Советники немедленно перешли в наступление, выплеснув на американцев ответный поток цифр. Гофман очень быстро говорил по-русски, ничуть не смущаясь тем, что переводчик не успевает за его речью, а Добрый-Пролёткин изъяснялся на превосходном английском, четко модулируя голосом наиболее важные моменты. Неожиданная атака привела в оторопь оппонентов, включая заматеревшего в переговорных баталиях сенатора.
После непродолжительной дискуссии стороны решили перенести принятие окончательного соглашения на месяц ввиду недостаточной проработки вопроса. При этом Макдауэлл бросал такие взгляды на гарвардских умников, что не было никаких сомнений: даже американская сторона именно на них возлагает ответственность за фактический срыв переговоров.
Быстро попрощавшись, сенатор оправился восвояси, а советники с двух сторон окружили Загорского и, участливо наклонившись, заговорили, перебивая друг друга:
— Виктор Сергеевич, вы выглядите ужасно, вам просто необходимо показаться доктору…
— Ах, Карл Иммануилович, что вы говорите, какие доктора! Где вы видели нормальных докторов? Залечат, а потом скажут, что так и было. В баньку надо! Немедленно в баньку!

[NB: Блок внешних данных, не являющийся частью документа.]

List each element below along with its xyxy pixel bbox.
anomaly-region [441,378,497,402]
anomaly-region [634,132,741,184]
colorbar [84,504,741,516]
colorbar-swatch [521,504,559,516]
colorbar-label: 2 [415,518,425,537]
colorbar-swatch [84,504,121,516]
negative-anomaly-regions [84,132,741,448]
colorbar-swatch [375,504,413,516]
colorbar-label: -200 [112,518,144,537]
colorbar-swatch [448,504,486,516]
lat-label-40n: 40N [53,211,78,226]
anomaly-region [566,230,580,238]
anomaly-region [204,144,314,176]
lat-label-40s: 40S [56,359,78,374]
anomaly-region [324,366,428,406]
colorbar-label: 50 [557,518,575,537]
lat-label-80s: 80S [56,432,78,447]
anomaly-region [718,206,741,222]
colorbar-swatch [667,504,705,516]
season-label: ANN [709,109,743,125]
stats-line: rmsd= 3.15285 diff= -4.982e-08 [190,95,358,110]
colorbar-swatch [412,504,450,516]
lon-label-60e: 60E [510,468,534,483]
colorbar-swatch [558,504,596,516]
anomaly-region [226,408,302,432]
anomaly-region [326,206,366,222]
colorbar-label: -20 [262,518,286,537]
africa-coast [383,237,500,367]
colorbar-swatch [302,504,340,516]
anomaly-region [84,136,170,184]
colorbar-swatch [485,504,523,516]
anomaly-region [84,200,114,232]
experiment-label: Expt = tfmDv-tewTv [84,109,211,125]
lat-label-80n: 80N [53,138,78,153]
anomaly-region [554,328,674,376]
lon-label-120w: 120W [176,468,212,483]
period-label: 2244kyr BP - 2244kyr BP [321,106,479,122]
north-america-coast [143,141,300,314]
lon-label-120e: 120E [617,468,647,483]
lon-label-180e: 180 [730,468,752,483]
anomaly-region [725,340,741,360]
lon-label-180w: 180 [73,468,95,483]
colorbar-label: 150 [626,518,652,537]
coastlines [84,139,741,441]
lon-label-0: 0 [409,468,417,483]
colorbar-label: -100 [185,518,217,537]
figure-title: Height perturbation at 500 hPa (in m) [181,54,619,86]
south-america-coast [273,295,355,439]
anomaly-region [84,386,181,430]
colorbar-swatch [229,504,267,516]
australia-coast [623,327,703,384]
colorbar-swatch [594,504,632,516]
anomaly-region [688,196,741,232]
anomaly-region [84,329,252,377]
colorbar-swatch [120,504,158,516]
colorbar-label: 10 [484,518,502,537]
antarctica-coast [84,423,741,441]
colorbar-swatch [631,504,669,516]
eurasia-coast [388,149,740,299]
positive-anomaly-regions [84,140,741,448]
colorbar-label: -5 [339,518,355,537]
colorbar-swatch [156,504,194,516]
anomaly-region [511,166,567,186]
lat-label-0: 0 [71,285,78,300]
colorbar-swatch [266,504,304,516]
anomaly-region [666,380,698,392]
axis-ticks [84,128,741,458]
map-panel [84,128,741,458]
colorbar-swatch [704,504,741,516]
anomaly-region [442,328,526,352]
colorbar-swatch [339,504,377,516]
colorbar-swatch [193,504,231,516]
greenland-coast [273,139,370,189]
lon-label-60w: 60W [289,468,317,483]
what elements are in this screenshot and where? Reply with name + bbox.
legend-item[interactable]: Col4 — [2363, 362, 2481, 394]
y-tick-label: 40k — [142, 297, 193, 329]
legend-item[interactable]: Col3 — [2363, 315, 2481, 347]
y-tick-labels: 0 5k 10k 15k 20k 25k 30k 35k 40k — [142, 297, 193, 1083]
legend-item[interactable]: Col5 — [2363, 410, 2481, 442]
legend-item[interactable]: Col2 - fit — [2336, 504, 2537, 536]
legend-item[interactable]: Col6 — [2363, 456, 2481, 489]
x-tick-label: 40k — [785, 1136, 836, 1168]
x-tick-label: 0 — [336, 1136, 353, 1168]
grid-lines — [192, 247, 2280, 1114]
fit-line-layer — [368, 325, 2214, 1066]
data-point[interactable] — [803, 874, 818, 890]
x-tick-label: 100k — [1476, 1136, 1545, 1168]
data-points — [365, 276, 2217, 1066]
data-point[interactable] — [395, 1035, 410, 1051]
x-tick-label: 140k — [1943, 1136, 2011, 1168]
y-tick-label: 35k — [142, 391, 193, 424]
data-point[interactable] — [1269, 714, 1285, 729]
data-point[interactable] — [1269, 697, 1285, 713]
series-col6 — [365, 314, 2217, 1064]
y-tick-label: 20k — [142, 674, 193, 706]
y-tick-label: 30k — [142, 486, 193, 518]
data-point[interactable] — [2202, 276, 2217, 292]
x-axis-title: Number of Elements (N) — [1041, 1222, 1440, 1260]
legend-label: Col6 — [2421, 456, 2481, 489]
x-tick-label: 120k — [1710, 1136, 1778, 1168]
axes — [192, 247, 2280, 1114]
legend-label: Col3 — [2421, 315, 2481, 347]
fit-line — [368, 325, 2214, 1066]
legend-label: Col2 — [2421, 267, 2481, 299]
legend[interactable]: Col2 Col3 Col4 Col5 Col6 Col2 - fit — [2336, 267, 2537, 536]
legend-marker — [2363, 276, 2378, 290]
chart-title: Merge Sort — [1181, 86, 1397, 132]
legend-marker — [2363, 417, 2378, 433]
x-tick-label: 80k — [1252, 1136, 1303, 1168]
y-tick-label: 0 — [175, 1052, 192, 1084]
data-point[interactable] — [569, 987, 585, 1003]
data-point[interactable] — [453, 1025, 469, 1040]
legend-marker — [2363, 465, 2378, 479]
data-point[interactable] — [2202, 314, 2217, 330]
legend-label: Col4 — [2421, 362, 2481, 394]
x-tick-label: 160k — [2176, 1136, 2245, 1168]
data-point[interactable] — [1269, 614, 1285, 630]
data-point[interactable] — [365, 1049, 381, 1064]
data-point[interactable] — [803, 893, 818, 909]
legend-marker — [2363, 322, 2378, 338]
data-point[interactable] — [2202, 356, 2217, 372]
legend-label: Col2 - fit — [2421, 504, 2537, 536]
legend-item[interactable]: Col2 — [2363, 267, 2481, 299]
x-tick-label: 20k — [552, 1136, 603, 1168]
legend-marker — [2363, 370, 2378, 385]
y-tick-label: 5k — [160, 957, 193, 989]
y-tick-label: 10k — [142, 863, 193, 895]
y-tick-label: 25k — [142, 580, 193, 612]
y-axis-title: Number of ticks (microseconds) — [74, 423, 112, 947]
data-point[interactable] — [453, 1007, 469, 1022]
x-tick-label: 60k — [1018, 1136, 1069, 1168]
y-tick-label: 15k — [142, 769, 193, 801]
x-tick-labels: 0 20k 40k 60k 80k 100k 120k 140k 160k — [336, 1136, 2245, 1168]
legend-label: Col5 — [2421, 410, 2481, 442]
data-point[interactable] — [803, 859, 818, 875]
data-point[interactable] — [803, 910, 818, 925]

— Это, знаете ли, форменное мракобесие! Состояние здоровья должно постоянно контролироваться.
— Да ну вас с вашим контролем. Баня все лечит. Помните мудрую пословицу: «пар костей не ломит»?
— Что вы, Иван Степанович! При некоторых заболеваниях баня абсолютно противопоказана, даже такая мягкая, как турецкий хаммам. Что же говорить о русской парной?
— Вы ставите врачевание тела выше умиротворенности разума и покоя души! Ошибаетесь, сударь!
— Опять вы о душе! Хочу напомнить, что так называемые «душевные болезни» — явление серьезное и крайне неприятное, и их лечение с помощью бани — настоящее шарлатанство! Любые расстройства и недомогания требуют внимания квалифицированных специалистов!
— Это все ваша слепая вера в так называемых специалистов! Вам знакома статистика врачебных ошибок?
— Но здесь же не районная поликлиника в еврейской, простите, автономной области! Здесь работает лучшая профессура и установлено первоклассное оборудование.
— Ага, вот вы и подняли еврейский вопрос! Даже сейчас не смогли промолчать! Глубоко все-таки в вас, генетическая память засела!
— Помилуйте, Иван Степанович! Я вовсе не в том смысле! Просто привел пример отдаленного региона…
— Знаем мы ваши смыслы! Наплетут сначала, а потом на русских наговорят с три короба.
— Ну, любезнейший, я просто вынужден отметить, что не мы еврейскую тему начали, не мы!
В таком ключе беседа продолжалась несколько минут. Наконец советники пришли к непростому компромиссному решению о том, что господину начальнику необходим срочный отдых. Виктор Сергеевич, оказавшийся в положении несчастных гарвардцев, впал в прострацию, вызвал пресс-секретаря и велел отменить все запланированные на вечер мероприятия.
После ухода Гофмана и Доброго-Пролёткина Виктор Сергеевич еще некоторое время сидел в кресле, размышляя, куда лучше направиться вначале — к жене или подруге сердца. Рассудив, что ночевать все равно придется дома, приказал готовить выезд на Кутузовский, где в прекрасно обставленной пятикомнатной квартире под круглосуточной охраной ФСО проживала умница и красавица Анна Баренцева.
* * *За два года знакомства Виктор Сергеевич научился безошибочно предсказывать поведение Анечки. Сейчас он ошибся только в одном: несчастная умница и красавица лежала с мокрым полотенцем на лбу не в спальне, а на диване в гостиной. При этом коротенький халатик раскрывал ровно столько, сколько нужно для создания образа прекрасного умирающего лебедя. Этому же способствовало страдальческое выражение на прекрасном личике. Не подлежит сомнению, что современная медицина могла бы предложить куда более действенные средства от головной боли, чем холодный компресс, но ни одно из них не выглядело бы так драматично.